63 stars 15 forks source link

Help please #2

Open Zeta36 opened 4 years ago

Zeta36 commented 4 years ago

I'm trying to fill the pseudocode.py DeepMind attached to its paper about MuZero. for the network part I used a very similar structure to yours in this repository but I'm not able to make the training process to converge.

By the way, I tried with Connect4 game instead of tic-tac-toe.

Could you please @YuriCat take a look just in case I made some mistake? https://github.com/Zeta36/muzero

Thank you!!

YuriCat commented 4 years ago

Actually, my sample is also failing to achieve optimal policy. I think MuZero might need many self-play games in the early stage to obtain good abstract transition model.

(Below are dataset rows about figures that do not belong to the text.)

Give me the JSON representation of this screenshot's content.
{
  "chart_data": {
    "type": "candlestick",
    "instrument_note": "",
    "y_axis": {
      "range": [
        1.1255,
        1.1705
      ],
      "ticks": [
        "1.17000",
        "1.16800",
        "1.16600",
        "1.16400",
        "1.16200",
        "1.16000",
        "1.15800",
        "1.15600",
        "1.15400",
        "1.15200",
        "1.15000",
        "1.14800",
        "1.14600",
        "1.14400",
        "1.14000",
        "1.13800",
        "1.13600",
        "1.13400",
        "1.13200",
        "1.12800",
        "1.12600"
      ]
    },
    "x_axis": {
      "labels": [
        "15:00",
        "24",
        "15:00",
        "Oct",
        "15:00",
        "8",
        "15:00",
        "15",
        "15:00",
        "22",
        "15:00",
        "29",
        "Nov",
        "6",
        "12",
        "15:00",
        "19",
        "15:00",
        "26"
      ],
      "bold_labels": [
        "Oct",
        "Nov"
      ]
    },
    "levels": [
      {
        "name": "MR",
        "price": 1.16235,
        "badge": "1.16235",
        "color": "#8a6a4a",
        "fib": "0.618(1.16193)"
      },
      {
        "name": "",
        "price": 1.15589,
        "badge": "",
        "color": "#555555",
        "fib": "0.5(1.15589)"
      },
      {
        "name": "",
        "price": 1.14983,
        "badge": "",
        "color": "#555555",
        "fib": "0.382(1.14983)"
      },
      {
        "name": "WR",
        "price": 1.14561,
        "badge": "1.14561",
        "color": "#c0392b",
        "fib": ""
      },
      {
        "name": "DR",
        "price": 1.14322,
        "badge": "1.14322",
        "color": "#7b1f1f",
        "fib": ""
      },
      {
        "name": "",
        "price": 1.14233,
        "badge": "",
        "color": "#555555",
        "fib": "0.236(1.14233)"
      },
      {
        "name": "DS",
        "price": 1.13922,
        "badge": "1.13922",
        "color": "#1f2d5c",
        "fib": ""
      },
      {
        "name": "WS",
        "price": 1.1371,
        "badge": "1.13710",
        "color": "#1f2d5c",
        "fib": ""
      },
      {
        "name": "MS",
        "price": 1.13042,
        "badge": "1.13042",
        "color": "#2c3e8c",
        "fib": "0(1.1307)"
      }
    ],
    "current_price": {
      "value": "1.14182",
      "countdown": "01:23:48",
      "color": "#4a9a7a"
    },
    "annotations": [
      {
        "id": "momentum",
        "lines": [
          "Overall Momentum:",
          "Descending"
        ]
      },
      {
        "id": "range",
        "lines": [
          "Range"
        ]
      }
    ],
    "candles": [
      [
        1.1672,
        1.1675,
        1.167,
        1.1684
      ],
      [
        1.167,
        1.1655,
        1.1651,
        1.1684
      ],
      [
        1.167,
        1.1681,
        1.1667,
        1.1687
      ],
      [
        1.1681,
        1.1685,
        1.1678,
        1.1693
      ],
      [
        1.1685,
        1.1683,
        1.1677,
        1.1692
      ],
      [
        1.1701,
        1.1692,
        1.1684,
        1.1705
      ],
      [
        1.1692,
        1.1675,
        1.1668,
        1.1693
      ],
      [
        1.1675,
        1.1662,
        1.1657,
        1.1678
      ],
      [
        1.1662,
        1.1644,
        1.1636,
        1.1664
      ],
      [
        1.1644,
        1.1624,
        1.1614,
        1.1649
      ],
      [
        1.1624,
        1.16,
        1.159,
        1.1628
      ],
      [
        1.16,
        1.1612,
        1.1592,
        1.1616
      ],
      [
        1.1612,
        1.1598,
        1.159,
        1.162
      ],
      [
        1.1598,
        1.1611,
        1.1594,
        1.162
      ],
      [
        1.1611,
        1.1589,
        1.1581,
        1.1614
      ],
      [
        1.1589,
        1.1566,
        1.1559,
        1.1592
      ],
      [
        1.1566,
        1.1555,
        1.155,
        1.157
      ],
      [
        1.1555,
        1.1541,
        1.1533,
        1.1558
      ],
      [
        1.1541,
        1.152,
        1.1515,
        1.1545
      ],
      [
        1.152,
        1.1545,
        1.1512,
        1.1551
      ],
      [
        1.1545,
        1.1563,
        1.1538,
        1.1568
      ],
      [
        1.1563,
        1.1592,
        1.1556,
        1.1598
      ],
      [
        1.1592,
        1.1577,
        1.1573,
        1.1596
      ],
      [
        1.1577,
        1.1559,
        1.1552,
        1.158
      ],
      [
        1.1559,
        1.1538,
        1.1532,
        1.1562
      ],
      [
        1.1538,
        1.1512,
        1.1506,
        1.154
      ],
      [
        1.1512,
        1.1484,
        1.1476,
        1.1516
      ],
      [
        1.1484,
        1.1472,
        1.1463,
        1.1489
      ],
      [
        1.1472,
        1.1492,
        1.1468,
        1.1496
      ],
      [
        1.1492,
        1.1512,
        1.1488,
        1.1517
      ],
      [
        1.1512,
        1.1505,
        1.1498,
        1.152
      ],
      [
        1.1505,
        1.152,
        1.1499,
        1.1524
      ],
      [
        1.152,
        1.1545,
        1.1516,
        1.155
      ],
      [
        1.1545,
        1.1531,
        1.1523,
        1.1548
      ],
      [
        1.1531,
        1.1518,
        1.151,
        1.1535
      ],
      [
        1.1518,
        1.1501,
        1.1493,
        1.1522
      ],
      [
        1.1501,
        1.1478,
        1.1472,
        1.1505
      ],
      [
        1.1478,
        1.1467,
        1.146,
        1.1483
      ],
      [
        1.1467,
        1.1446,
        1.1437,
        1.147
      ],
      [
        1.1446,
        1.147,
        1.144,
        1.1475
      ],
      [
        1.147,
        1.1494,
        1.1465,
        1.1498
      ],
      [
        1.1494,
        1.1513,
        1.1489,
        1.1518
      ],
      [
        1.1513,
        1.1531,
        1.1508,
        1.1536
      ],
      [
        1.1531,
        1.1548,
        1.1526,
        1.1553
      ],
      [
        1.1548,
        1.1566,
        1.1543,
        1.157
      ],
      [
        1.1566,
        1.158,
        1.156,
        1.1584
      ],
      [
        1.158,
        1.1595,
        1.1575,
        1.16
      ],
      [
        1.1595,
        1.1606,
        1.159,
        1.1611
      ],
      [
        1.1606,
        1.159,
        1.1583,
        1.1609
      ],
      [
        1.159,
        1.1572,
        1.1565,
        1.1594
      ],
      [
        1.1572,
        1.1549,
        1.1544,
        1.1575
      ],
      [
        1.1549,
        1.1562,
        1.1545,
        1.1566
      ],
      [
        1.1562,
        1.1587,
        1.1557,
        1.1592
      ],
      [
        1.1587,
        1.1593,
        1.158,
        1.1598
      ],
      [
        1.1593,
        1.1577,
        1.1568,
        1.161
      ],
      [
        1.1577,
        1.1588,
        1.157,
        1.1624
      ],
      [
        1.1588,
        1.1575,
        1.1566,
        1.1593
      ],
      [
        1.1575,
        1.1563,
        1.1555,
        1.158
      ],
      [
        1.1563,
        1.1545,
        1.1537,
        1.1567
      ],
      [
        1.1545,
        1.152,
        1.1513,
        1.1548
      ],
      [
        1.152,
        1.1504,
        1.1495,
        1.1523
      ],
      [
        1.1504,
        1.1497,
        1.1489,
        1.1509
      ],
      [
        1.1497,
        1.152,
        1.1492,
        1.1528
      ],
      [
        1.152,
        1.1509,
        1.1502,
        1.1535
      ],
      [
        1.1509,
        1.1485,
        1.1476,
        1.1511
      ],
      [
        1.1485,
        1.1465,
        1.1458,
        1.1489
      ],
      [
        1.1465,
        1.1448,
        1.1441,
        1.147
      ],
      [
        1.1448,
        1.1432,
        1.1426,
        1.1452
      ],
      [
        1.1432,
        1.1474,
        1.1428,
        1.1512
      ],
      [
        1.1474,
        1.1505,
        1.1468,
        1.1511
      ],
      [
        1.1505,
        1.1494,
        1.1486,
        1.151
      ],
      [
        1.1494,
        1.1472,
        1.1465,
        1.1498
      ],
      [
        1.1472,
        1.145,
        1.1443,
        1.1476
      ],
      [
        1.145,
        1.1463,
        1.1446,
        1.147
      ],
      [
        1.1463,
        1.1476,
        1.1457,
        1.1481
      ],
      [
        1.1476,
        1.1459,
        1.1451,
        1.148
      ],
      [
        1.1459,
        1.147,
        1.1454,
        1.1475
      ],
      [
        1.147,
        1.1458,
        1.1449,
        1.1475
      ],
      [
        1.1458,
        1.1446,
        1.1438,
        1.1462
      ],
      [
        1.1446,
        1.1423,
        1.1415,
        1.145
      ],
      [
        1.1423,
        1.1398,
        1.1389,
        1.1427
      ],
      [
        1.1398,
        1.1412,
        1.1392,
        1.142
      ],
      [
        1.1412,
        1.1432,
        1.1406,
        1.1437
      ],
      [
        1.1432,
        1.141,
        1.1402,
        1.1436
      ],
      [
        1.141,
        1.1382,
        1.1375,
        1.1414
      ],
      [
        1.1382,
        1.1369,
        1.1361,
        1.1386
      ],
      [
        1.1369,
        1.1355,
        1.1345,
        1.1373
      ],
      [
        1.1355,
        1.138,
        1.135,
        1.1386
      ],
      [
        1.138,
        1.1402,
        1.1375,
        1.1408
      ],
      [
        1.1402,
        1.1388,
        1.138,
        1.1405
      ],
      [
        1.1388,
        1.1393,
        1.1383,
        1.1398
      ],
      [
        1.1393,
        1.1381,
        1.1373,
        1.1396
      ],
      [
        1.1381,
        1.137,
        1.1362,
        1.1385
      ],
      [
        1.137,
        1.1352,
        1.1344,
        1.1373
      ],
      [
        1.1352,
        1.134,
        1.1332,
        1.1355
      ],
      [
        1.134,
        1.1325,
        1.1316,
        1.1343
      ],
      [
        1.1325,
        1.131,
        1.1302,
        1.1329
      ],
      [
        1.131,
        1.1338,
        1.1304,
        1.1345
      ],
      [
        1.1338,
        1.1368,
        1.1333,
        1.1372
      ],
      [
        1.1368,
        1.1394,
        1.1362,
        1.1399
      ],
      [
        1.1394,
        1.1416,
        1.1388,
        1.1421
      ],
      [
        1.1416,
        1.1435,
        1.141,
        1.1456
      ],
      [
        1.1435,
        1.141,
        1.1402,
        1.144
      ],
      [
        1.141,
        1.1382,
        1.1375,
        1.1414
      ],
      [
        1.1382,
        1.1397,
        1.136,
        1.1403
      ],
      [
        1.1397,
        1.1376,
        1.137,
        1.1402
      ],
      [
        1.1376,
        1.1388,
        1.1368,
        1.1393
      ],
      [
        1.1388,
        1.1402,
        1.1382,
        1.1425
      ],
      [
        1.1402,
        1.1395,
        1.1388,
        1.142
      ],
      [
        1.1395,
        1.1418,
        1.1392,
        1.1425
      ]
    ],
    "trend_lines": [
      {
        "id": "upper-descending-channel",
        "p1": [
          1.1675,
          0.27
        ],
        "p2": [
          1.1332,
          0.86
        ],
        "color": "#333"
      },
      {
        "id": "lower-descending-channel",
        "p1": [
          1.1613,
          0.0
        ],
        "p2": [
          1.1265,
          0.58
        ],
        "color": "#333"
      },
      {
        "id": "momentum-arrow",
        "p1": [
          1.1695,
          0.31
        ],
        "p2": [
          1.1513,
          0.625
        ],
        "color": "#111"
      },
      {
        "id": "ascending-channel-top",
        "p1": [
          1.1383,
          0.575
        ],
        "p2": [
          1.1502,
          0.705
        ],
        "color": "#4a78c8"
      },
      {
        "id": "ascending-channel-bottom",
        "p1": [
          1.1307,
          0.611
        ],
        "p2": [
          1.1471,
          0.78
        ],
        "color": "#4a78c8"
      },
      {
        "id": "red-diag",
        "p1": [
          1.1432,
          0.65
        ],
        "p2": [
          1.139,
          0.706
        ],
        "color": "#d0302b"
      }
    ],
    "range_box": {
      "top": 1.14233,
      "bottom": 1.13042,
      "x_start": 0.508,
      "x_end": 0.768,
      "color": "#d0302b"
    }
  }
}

I saw part of your code and I found one different point. In board games, the training target after terminal state is random actions for policy, and alternating values +1/-1 for value prediction if one of the players has won.

Since this point was not clearly written in the original paper, I asked a question to the author of it. He taught me that technique.

I hope this will help you!

Zeta36 commented 4 years ago

Thank you very much for your reply @YuriCat. I also think the major problem is the hardware issue. Let's wait for getting some hundreds TPU cards at home :P.

Please, any new step forward you get, push it in your repo.

johan-gras commented 4 years ago

If somehow that could help, I have a working implementation for the gym Cartpole environment (1 player). The optimal policy is reached relatively quickly (500 episodes or so). Nonetheless, Cartpole is a lot simpler to solve than a board game :)

https://github.com/johan-gras/MuZero

ZHANGRUI666 commented 4 years ago

Thank you very much for your reply @YuriCat. I also think the major problem is the hardware issue. Let's wait for getting some hundreds TPU cards at home :P.

Please, any new step forward you get, push it in your repo.

Hello,Zeta! how is everything going? has your Muzero converged? I build one too, it is also fail to reach optimal policy

ipsec commented 3 years ago

My code is not converging too. Can someone help me identify where I'm wrong?

My repo https://github.com/ipsec/muzero